Suaranya berhenti dan tepuk tangan menggema diruangan ini. Seseorang meletakkan cangkir Moca yang aku pesan tadi. Dia berbalik dan aku mencegahnya.

"Kamu.."

"Iya, ada yang bisa dibantu?"

"Panggilkan Viona kesini. Kau pasti kenal dia kan?"

"Oh.. Ah baik"

Lama aku menunggu. Kenapa orang itu lama sekali sih?

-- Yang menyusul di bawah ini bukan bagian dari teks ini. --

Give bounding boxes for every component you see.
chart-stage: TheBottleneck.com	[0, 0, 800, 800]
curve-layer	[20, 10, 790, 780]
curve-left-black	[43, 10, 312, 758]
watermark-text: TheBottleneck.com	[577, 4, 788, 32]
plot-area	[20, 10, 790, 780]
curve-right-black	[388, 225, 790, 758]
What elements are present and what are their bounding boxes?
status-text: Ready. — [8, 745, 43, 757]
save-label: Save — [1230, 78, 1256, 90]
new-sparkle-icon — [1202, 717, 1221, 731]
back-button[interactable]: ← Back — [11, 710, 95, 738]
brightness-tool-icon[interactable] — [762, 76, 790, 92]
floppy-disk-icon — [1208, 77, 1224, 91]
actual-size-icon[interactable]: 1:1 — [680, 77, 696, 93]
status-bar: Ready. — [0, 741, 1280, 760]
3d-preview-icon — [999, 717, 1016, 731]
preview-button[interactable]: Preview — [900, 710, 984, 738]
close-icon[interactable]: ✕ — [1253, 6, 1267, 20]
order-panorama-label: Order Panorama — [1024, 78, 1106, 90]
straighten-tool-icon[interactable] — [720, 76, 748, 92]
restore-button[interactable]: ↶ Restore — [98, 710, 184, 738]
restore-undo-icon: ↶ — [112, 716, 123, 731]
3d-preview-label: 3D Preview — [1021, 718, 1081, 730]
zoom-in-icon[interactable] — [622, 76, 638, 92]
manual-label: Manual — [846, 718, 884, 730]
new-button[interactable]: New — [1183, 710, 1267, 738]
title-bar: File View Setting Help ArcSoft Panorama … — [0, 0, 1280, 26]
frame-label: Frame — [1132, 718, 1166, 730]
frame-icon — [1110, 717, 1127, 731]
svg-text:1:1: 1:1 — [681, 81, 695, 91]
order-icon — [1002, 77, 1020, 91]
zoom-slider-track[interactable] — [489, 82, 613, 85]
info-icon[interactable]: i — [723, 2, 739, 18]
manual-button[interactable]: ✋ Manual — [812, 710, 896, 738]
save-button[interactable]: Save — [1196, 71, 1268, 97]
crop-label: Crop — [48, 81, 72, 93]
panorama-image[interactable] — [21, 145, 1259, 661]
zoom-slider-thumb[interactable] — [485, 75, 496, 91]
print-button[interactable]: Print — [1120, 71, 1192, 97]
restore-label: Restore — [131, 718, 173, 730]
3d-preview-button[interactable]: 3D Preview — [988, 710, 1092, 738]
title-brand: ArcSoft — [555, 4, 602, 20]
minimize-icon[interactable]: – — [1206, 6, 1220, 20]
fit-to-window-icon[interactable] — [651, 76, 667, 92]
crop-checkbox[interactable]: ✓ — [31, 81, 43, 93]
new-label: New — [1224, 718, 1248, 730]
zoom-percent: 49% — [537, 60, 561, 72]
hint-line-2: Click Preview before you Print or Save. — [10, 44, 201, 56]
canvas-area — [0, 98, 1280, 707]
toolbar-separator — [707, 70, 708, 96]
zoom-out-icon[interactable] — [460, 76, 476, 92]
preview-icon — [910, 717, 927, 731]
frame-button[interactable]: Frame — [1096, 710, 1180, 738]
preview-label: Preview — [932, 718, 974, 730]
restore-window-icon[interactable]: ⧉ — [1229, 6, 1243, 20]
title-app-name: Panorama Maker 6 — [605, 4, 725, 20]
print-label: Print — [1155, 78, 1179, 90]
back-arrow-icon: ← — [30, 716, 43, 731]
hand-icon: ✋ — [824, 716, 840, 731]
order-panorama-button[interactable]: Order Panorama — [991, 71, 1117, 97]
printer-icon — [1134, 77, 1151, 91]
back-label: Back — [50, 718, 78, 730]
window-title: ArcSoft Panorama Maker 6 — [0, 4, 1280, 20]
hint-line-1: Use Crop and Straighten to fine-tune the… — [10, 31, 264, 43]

Beberapa menit kemudian aku merasakan seseorang menghampiri, tepat disebelahku kini berdiri Viona yang nampak terkejut melihatku, namun ekspresinya kini berubah menjadi datar dan dingin. Sebegitu bencikah dia padaku? Ya aku memang pantas dibenci kan?

"Hai.. Aku ingin bicara "

"Untuk apa?"

Aku harus menyelesaikan ini semua sekarang. Ga ada lagi kata besok.

"Duduklah"

Dia mendengus tapi tetap melakukan perintahku. Duduk didepanku dengan wajah sama 'tanpa ekspresi apapun' aku tak tau apa yang gadis ini pikirkan, sangat sulit untuk ditebak. Jika dulu wajahnya selalu nampak senyuman kini tak ada senyum sedikitpun dibibirnya.

"Bagaimana kabarmu?"

"Langsung ke inti aja, ga pake basa basi"

Ngeselin juga nih anak. Aku minta baik baik malah dianya gini. Ya sudahlah, sesuatu yang sudah diawali harus segera diakhiri.